Dan gripped the edge of the window hard as he stared into the sky, partially because that old sense of being about to fall into it remained, and partially because excitement was overwhelming every part of his body.

If any doubt had remained, it was gone now: this was real. Every single pinprick of light Dan saw was real. Every little particle he touched was real. It was all real. And there were no walls. Dan could see it all. He could touch it all.

He was free.

After a few minutes, Dan realized that if the sun was setting, he didn’t have much time to find Vydar. His mind still reeling with the view he had seen, he set off down the hall, keeping an eye out for a room guarded by a kyrie.

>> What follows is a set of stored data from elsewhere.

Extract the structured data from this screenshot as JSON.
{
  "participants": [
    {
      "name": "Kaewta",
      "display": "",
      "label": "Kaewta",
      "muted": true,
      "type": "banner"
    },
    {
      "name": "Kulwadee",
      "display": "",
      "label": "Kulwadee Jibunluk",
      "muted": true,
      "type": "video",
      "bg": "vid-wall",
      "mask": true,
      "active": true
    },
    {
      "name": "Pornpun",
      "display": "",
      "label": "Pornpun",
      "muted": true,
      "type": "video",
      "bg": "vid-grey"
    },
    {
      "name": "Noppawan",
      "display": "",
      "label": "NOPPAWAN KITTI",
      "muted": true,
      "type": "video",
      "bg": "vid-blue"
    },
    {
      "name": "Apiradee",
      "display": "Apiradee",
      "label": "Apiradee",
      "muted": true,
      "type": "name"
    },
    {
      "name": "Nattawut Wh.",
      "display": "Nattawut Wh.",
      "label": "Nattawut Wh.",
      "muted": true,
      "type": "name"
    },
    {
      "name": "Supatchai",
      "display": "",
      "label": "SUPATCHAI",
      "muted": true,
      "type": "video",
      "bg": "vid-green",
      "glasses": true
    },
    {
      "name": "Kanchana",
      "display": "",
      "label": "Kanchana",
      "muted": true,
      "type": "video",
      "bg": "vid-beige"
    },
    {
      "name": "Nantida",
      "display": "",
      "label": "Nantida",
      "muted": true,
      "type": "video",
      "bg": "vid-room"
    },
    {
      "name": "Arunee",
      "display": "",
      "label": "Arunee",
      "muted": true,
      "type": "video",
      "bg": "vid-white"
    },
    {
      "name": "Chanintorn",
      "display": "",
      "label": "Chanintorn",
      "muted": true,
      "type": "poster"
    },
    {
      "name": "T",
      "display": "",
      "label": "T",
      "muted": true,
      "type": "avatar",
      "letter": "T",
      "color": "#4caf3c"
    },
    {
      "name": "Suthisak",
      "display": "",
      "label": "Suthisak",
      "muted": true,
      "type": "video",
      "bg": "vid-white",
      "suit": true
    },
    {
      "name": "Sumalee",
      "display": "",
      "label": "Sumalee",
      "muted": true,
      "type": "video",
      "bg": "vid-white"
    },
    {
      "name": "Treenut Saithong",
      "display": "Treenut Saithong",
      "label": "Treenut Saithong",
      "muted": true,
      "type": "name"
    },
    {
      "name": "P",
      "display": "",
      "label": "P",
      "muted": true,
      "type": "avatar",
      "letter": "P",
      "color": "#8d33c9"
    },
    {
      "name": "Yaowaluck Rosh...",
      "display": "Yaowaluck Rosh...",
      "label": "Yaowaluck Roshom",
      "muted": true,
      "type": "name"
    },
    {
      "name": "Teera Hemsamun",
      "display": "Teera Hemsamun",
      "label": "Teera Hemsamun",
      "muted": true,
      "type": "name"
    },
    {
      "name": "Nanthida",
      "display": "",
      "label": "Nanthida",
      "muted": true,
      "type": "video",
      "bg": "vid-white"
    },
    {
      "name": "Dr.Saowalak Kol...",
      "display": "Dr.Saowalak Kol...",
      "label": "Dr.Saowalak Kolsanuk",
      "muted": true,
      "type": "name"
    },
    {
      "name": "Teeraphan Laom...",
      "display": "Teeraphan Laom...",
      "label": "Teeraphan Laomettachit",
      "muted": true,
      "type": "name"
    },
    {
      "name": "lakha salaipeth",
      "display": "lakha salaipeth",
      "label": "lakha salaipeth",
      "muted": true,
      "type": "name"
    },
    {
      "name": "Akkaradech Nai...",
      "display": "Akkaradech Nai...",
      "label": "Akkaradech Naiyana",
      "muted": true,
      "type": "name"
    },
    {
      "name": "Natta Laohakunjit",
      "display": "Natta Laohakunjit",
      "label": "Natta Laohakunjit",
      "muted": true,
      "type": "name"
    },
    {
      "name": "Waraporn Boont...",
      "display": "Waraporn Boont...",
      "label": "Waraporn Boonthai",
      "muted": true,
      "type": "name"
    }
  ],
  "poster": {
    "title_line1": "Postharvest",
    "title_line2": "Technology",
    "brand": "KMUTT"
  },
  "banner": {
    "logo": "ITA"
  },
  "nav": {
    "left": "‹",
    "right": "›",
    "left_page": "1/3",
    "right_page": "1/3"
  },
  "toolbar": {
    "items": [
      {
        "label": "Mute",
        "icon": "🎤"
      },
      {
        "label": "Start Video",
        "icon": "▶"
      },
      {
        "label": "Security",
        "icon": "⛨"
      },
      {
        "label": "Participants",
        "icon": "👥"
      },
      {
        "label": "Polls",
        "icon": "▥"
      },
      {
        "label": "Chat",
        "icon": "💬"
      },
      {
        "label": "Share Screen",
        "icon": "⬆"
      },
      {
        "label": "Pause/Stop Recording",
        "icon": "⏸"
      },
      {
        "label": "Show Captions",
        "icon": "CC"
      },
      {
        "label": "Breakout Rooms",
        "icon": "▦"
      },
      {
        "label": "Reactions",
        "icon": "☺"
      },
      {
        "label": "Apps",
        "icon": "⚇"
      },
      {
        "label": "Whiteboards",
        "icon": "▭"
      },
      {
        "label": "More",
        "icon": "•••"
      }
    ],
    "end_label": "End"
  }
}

As he walked though, a realization was beginning to form: he didn’t want to go back to Isadora. All that awaited him were gray walls and cameras. Here there was color, here there were no walls. Here he was free. He never wanted to return to Isadora. The only thing which could bring him back was Heleer, and he knew now what he would do:

He wouldn’t ask Vydar to send him back. He would ask Vydar to summon Heleer to Valhalla instead.